Find alternatives to district split

Whether the Meade School District splits into two separate districts is still up in the air. 

But the coming together of school officials and rural patrons concerned with the education of their children has been a valuable process.

Both sides are to be commended for their open communication about what such a change would mean.

A committee of rural patrons organized after a meeting with Meade School District Superintendent Jeff Simmons at the Elm Springs Hall in January of 2019. Simmons explained at the meeting that the rural schools were causing a deficit in the general fund of nearly $500,000. 

Mick Trask, the spokesperson for the rural committee, said the group’s primary focus is to find a solution to help solve the general fund deficit and enhance the students’ education across the whole district now and in the future. 

“Working together with the school board and administration is in the best interest of the students and the district as a whole,” Trask said. 

One option considered was closing a rural school. 

Understandably, the rural citizens did not want to see any rural schools close. Parents currently drive many miles to get their student to school, and closing a school would mean not only more driving, but also higher student-teacher ratios at the remaining schools.

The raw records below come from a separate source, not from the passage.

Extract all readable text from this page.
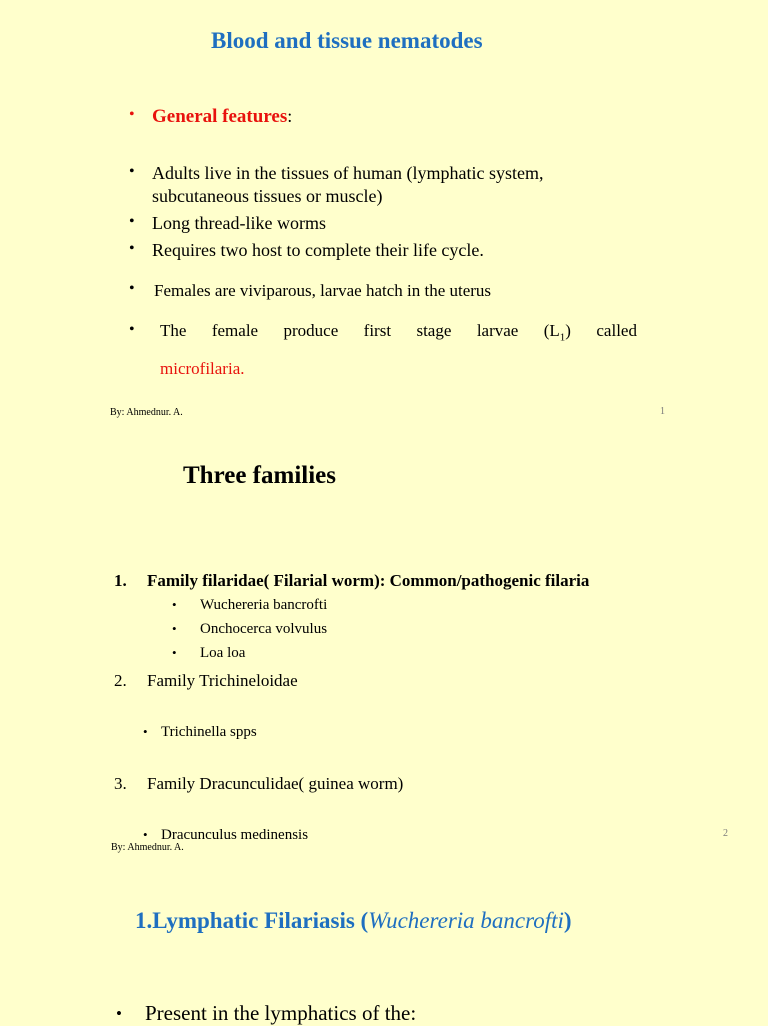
Blood and tissue nematodes
• General features:
• Adults live in the tissues of human (lymphatic system,
subcutaneous tissues or muscle)
• Long thread-like worms
• Requires two host to complete their life cycle.
• Females are viviparous, larvae hatch in the uterus
• The female produce first stage larvae $(L_1)$ called
microfilaria.
By: Ahmednur. A.	1
Three families
1. Family filaridae( Filarial worm): Common/pathogenic filaria
• Wuchereria bancrofti
• Onchocerca volvulus
• Loa loa
2. Family Trichineloidae
• Trichinella spps
3. Family Dracunculidae( guinea worm)
• Dracunculus medinensis
By: Ahmednur. A.
2
1.Lymphatic Filariasis (Wuchereria bancrofti)
• Present in the lymphatics of the:
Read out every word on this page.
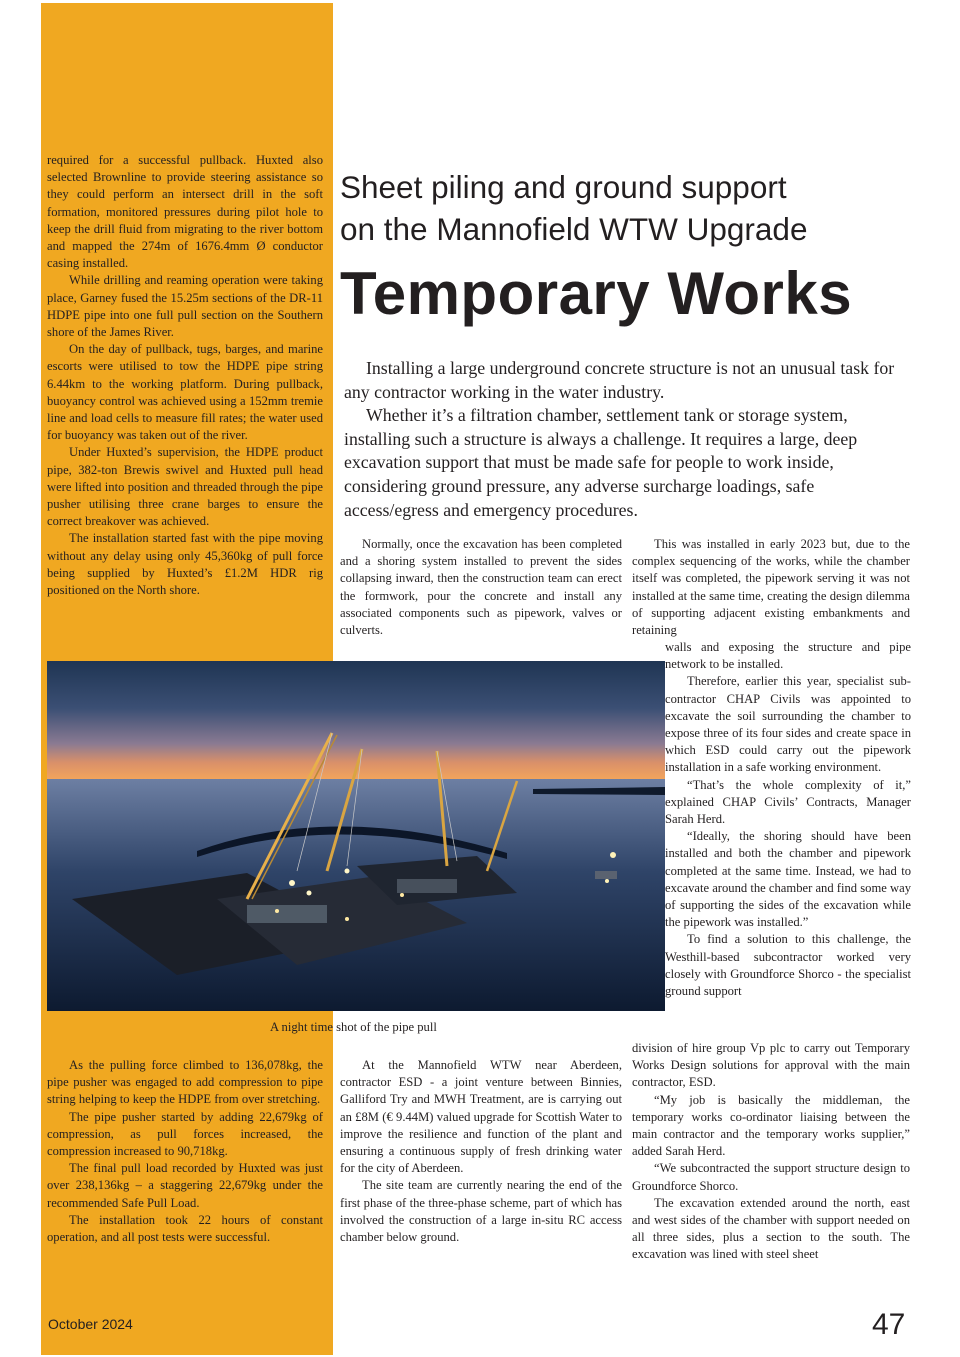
required for a successful pullback. Huxted also selected Brownline to provide steering assistance so they could perform an intersect drill in the soft formation, monitored pressures during pilot hole to keep the drill fluid from migrating to the river bottom and mapped the 274m of 1676.4mm Ø conductor casing installed.

While drilling and reaming operation were taking place, Garney fused the 15.25m sections of the DR-11 HDPE pipe into one full pull section on the Southern shore of the James River.

On the day of pullback, tugs, barges, and marine escorts were utilised to tow the HDPE pipe string 6.44km to the working platform. During pullback, buoyancy control was achieved using a 152mm tremie line and load cells to measure fill rates; the water used for buoyancy was taken out of the river.

Under Huxted’s supervision, the HDPE product pipe, 382-ton Brewis swivel and Huxted pull head were lifted into position and threaded through the pipe pusher utilising three crane barges to ensure the correct breakover was achieved.

The installation started fast with the pipe moving without any delay using only 45,360kg of pull force being supplied by Huxted’s £1.2M HDR rig positioned on the North shore.

Sheet piling and ground support
on the Mannofield WTW Upgrade
Temporary Works

Installing a large underground concrete structure is not an unusual task for any contractor working in the water industry.

Whether it’s a filtration chamber, settlement tank or storage system, installing such a structure is always a challenge. It requires a large, deep excavation support that must be made safe for people to work inside, considering ground pressure, any adverse surcharge loadings, safe access/egress and emergency procedures.

Normally, once the excavation has been completed and a shoring system installed to prevent the sides collapsing inward, then the construction team can erect the formwork, pour the concrete and install any associated components such as pipework, valves or culverts.

This was installed in early 2023 but, due to the complex sequencing of the works, while the chamber itself was completed, the pipework serving it was not installed at the same time, creating the design dilemma of supporting adjacent existing embankments and retaining

walls and exposing the structure and pipe network to be installed.

Therefore, earlier this year, specialist sub-contractor CHAP Civils was appointed to excavate the soil surrounding the chamber to expose three of its four sides and create space in which ESD could carry out the pipework installation in a safe working environment.

“That’s the whole complexity of it,” explained CHAP Civils’ Contracts, Manager Sarah Herd.

“Ideally, the shoring should have been installed and both the chamber and pipework completed at the same time. Instead, we had to excavate around the chamber and find some way of supporting the sides of the excavation while the pipework was installed.”

To find a solution to this challenge, the Westhill-based subcontractor worked very closely with Groundforce Shorco - the specialist ground support

division of hire group Vp plc to carry out Temporary Works Design solutions for approval with the main contractor, ESD.

“My job is basically the middleman, the temporary works co-ordinator liaising between the main contractor and the temporary works supplier,” added Sarah Herd.

“We subcontracted the support structure design to Groundforce Shorco.

The excavation extended around the north, east and west sides of the chamber with support needed on all three sides, plus a section to the south. The excavation was lined with steel sheet

A night time shot of the pipe pull

As the pulling force climbed to 136,078kg, the pipe pusher was engaged to add compression to pipe string helping to keep the HDPE from over stretching.

The pipe pusher started by adding 22,679kg of compression, as pull forces increased, the compression increased to 90,718kg.

The final pull load recorded by Huxted was just over 238,136kg – a staggering 22,679kg under the recommended Safe Pull Load.

The installation took 22 hours of constant operation, and all post tests were successful.

At the Mannofield WTW near Aberdeen, contractor ESD - a joint venture between Binnies, Galliford Try and MWH Treatment, are is carrying out an £8M (€ 9.44M) valued upgrade for Scottish Water to improve the resilience and function of the plant and ensuring a continuous supply of fresh drinking water for the city of Aberdeen.

The site team are currently nearing the end of the first phase of the three-phase scheme, part of which has involved the construction of a large in-situ RC access chamber below ground.

October 2024	47
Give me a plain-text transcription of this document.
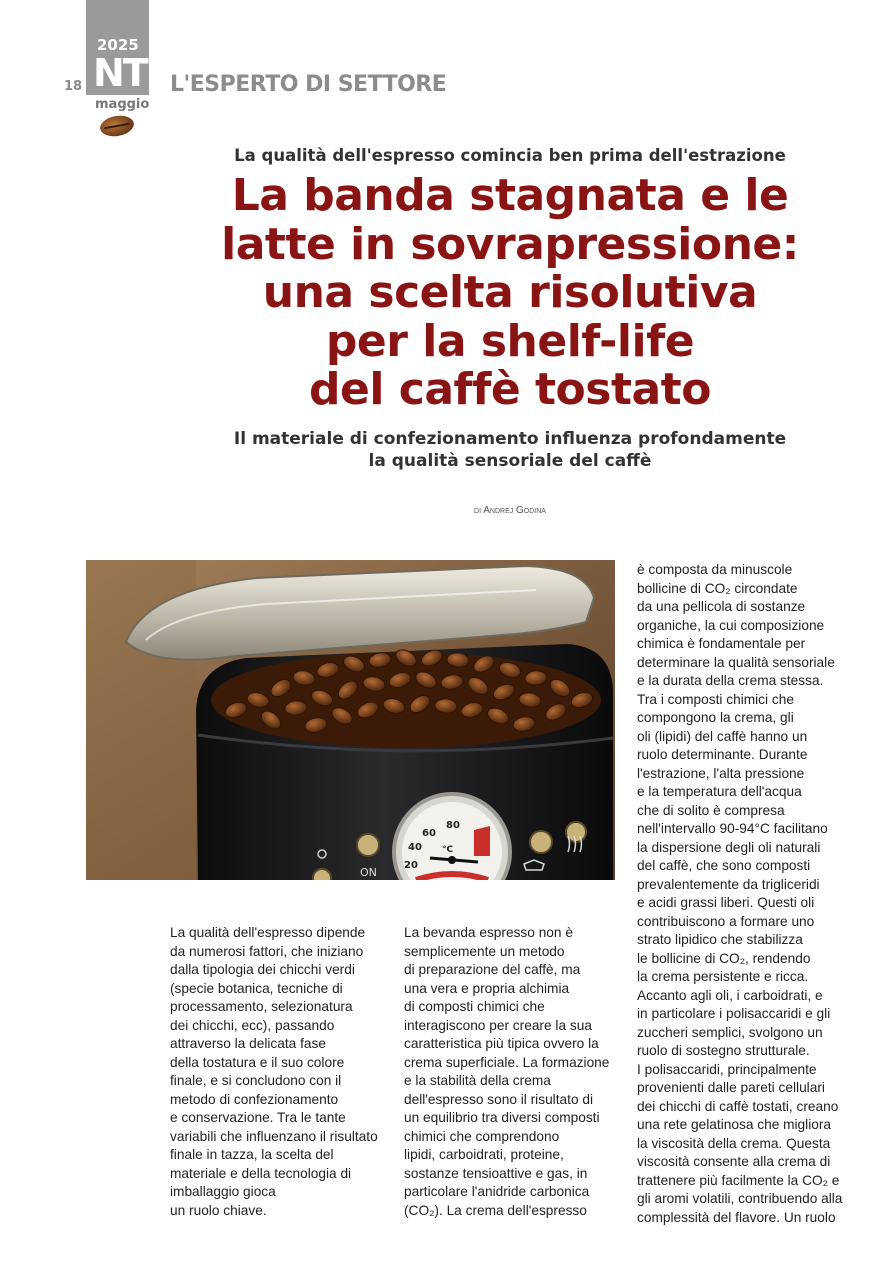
2025
NT
maggio
18	L'ESPERTO DI SETTORE
La qualità dell'espresso comincia ben prima dell'estrazione
La banda stagnata e le
latte in sovrapressione:
una scelta risolutiva
per la shelf-life
del caffè tostato
Il materiale di confezionamento influenza profondamente
la qualità sensoriale del caffè
di Andrej Godina
20
40
60
80
°C
ON

La qualità dell'espresso dipende

da numerosi fattori, che iniziano

dalla tipologia dei chicchi verdi

(specie botanica, tecniche di

processamento, selezionatura

dei chicchi, ecc), passando

attraverso la delicata fase

della tostatura e il suo colore

finale, e si concludono con il

metodo di confezionamento

e conservazione. Tra le tante

variabili che influenzano il risultato

finale in tazza, la scelta del

materiale e della tecnologia di

imballaggio gioca

un ruolo chiave.

La bevanda espresso non è

semplicemente un metodo

di preparazione del caffè, ma

una vera e propria alchimia

di composti chimici che

interagiscono per creare la sua

caratteristica più tipica ovvero la

crema superficiale. La formazione

e la stabilità della crema

dell'espresso sono il risultato di

un equilibrio tra diversi composti

chimici che comprendono

lipidi, carboidrati, proteine,

sostanze tensioattive e gas, in

particolare l'anidride carbonica

(CO₂). La crema dell'espresso

è composta da minuscole

bollicine di CO₂ circondate

da una pellicola di sostanze

organiche, la cui composizione

chimica è fondamentale per

determinare la qualità sensoriale

e la durata della crema stessa.

Tra i composti chimici che

compongono la crema, gli

oli (lipidi) del caffè hanno un

ruolo determinante. Durante

l'estrazione, l'alta pressione

e la temperatura dell'acqua

che di solito è compresa

nell'intervallo 90-94°C facilitano

la dispersione degli oli naturali

del caffè, che sono composti

prevalentemente da trigliceridi

e acidi grassi liberi. Questi oli

contribuiscono a formare uno

strato lipidico che stabilizza

le bollicine di CO₂, rendendo

la crema persistente e ricca.

Accanto agli oli, i carboidrati, e

in particolare i polisaccaridi e gli

zuccheri semplici, svolgono un

ruolo di sostegno strutturale.

I polisaccaridi, principalmente

provenienti dalle pareti cellulari

dei chicchi di caffè tostati, creano

una rete gelatinosa che migliora

la viscosità della crema. Questa

viscosità consente alla crema di

trattenere più facilmente la CO₂ e

gli aromi volatili, contribuendo alla

complessità del flavore. Un ruolo
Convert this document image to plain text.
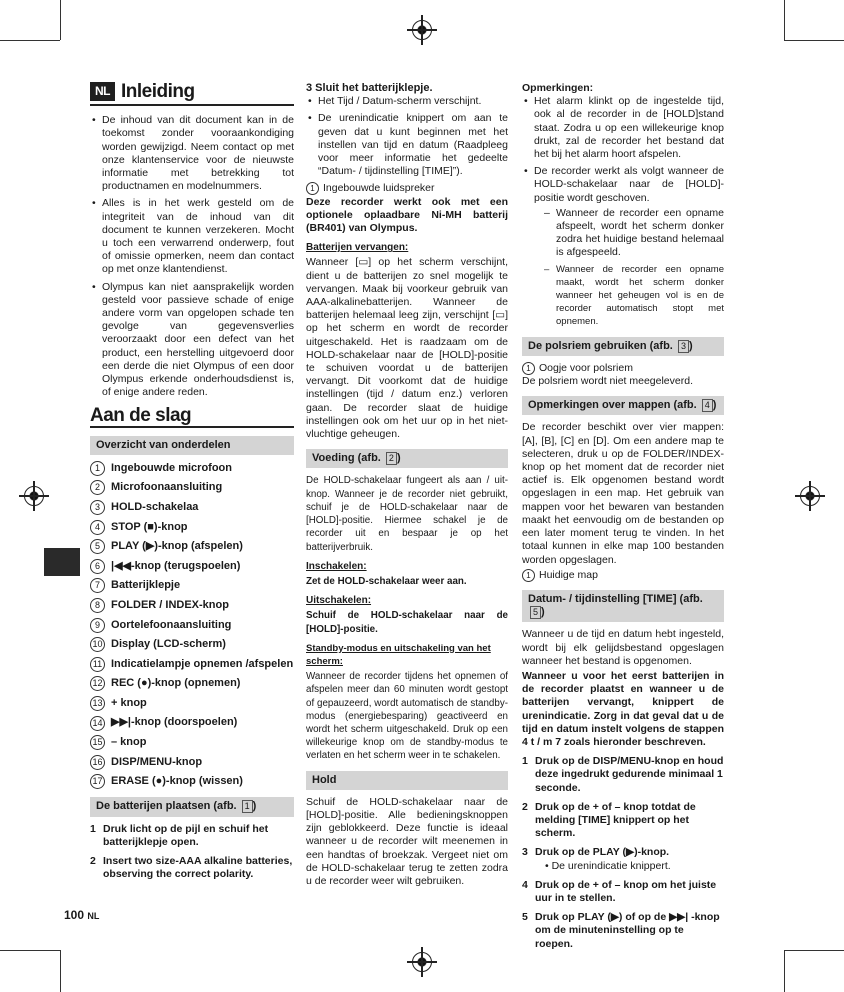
NL Inleiding
• De inhoud van dit document kan in de toekomst zonder vooraankondiging worden gewijzigd. Neem contact op met onze klantenservice voor de nieuwste informatie met betrekking tot productnamen en modelnummers.
• Alles is in het werk gesteld om de integriteit van de inhoud van dit document te kunnen verzekeren. Mocht u toch een verwarrend onderwerp, fout of omissie opmerken, neem dan contact op met onze klantendienst.
• Olympus kan niet aansprakelijk worden gesteld voor passieve schade of enige andere vorm van opgelopen schade ten gevolge van gegevensverlies veroorzaakt door een defect van het product, een herstelling uitgevoerd door een derde die niet Olympus of een door Olympus erkende onderhoudsdienst is, of enige andere reden.
Aan de slag
Overzicht van onderdelen
1	Ingebouwde microfoon
2	Microfoonaansluiting
3	HOLD-schakelaa
4	STOP (■)-knop
5	PLAY (▶)-knop (afspelen)
6	|◀◀-knop (terugspoelen)
7	Batterijklepje
8	FOLDER / INDEX-knop
9	Oortelefoonaansluiting
10 Display (LCD-scherm)
11 Indicatielampje opnemen /afspelen
12 REC (●)-knop (opnemen)
13 + knop
14 ▶▶|-knop (doorspoelen)
15 – knop
16 DISP/MENU-knop
17 ERASE (●)-knop (wissen)
De batterijen plaatsen (afb. 1 )
1 Druk licht op de pijl en schuif het batterijklepje open.
2 Insert two size-AAA alkaline batteries, observing the correct polarity.
3 Sluit het batterijklepje.
• Het Tijd / Datum-scherm verschijnt.
• De urenindicatie knippert om aan te geven dat u kunt beginnen met het instellen van tijd en datum (Raadpleeg voor meer informatie het gedeelte “Datum- / tijdinstelling [TIME]”).
1 Ingebouwde luidspreker

Deze recorder werkt ook met een optionele oplaadbare Ni-MH batterij (BR401) van Olympus.

Batterijen vervangen:

Wanneer [▭] op het scherm verschijnt, dient u de batterijen zo snel mogelijk te vervangen. Maak bij voorkeur gebruik van AAA-alkalinebatterijen. Wanneer de batterijen helemaal leeg zijn, verschijnt [▭] op het scherm en wordt de recorder uitgeschakeld. Het is raadzaam om de HOLD-schakelaar naar de [HOLD]-positie te schuiven voordat u de batterijen vervangt. Dit voorkomt dat de huidige instellingen (tijd / datum enz.) verloren gaan. De recorder slaat de huidige instellingen ook om het uur op in het niet-vluchtige geheugen.

Voeding (afb. 2 )

De HOLD-schakelaar fungeert als aan / uit-knop. Wanneer je de recorder niet gebruikt, schuif je de HOLD-schakelaar naar de [HOLD]-positie. Hiermee schakel je de recorder uit en bespaar je op het batterijverbruik.

Inschakelen:

Zet de HOLD-schakelaar weer aan.

Uitschakelen:

Schuif de HOLD-schakelaar naar de [HOLD]-positie.

Standby-modus en uitschakeling van het scherm:

Wanneer de recorder tijdens het opnemen of afspelen meer dan 60 minuten wordt gestopt of gepauzeerd, wordt automatisch de standby-modus (energiebesparing) geactiveerd en wordt het scherm uitgeschakeld. Druk op een willekeurige knop om de standby-modus te verlaten en het scherm weer in te schakelen.

Hold

Schuif de HOLD-schakelaar naar de [HOLD]-positie. Alle bedieningsknoppen zijn geblokkeerd. Deze functie is ideaal wanneer u de recorder wilt meenemen in een handtas of broekzak. Vergeet niet om de HOLD-schakelaar terug te zetten zodra u de recorder weer wilt gebruiken.

Opmerkingen:
• Het alarm klinkt op de ingestelde tijd, ook al de recorder in de [HOLD]stand staat. Zodra u op een willekeurige knop drukt, zal de recorder het bestand dat het bij het alarm hoort afspelen.
• De recorder werkt als volgt wanneer de HOLD-schakelaar naar de [HOLD]-positie wordt geschoven.
– Wanneer de recorder een opname afspeelt, wordt het scherm donker zodra het huidige bestand helemaal is afgespeeld.
– Wanneer de recorder een opname maakt, wordt het scherm donker wanneer het geheugen vol is en de recorder automatisch stopt met opnemen.
De polsriem gebruiken (afb. 3 )
1 Oogje voor polsriem

De polsriem wordt niet meegeleverd.

Opmerkingen over mappen (afb. 4 )

De recorder beschikt over vier mappen: [A], [B], [C] en [D]. Om een andere map te selecteren, druk u op de FOLDER/INDEX-knop op het moment dat de recorder niet actief is. Elk opgenomen bestand wordt opgeslagen in een map. Het gebruik van mappen voor het bewaren van bestanden maakt het eenvoudig om de bestanden op een later moment terug te vinden. In het totaal kunnen in elke map 100 bestanden worden opgeslagen.

1 Huidige map
Datum- / tijdinstelling [TIME] (afb. 5 )

Wanneer u de tijd en datum hebt ingesteld, wordt bij elk gelijdsbestand opgeslagen wanneer het bestand is opgenomen.

Wanneer u voor het eerst batterijen in de recorder plaatst en wanneer u de batterijen vervangt, knippert de urenindicatie. Zorg in dat geval dat u de tijd en datum instelt volgens de stappen 4 t / m 7 zoals hieronder beschreven.

1 Druk op de DISP/MENU-knop en houd deze ingedrukt gedurende minimaal 1 seconde.
2 Druk op de + of – knop totdat de melding [TIME] knippert op het scherm.
3 Druk op de PLAY (▶)-knop.
• De urenindicatie knippert.
4 Druk op de + of – knop om het juiste uur in te stellen.
5 Druk op PLAY (▶) of op de ▶▶| -knop om de minuteninstelling op te roepen.
100 NL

The Meade School District chose instead to make cuts eliminating one-third of the rural school teachers with additional cuts coming at schools across the district.

The rural patrons believe that launching a new district will improve educational opportunities because they will be able to service their geographic area better.

They say they also will be able to choose their own curriculum and have a direct focus on education. 

But State Secretary of Education Ben Jones who spoke at a special Meade School Board meeting Tuesday said he recommend finding other options to keep these schools open.

His reasons include that the new district would have low enrollment for the foreseeable future, they would need a high school and they could potentially struggle to find teaching staff.

If the Meade School Board were to vote to allow a plan to be formulated for a district split, then there would be a vote of the residents of the Meade School District to determine the future.

We believe that there are too many uncertainties in the plan so, as the state secretary of education said, find other options other than a district split.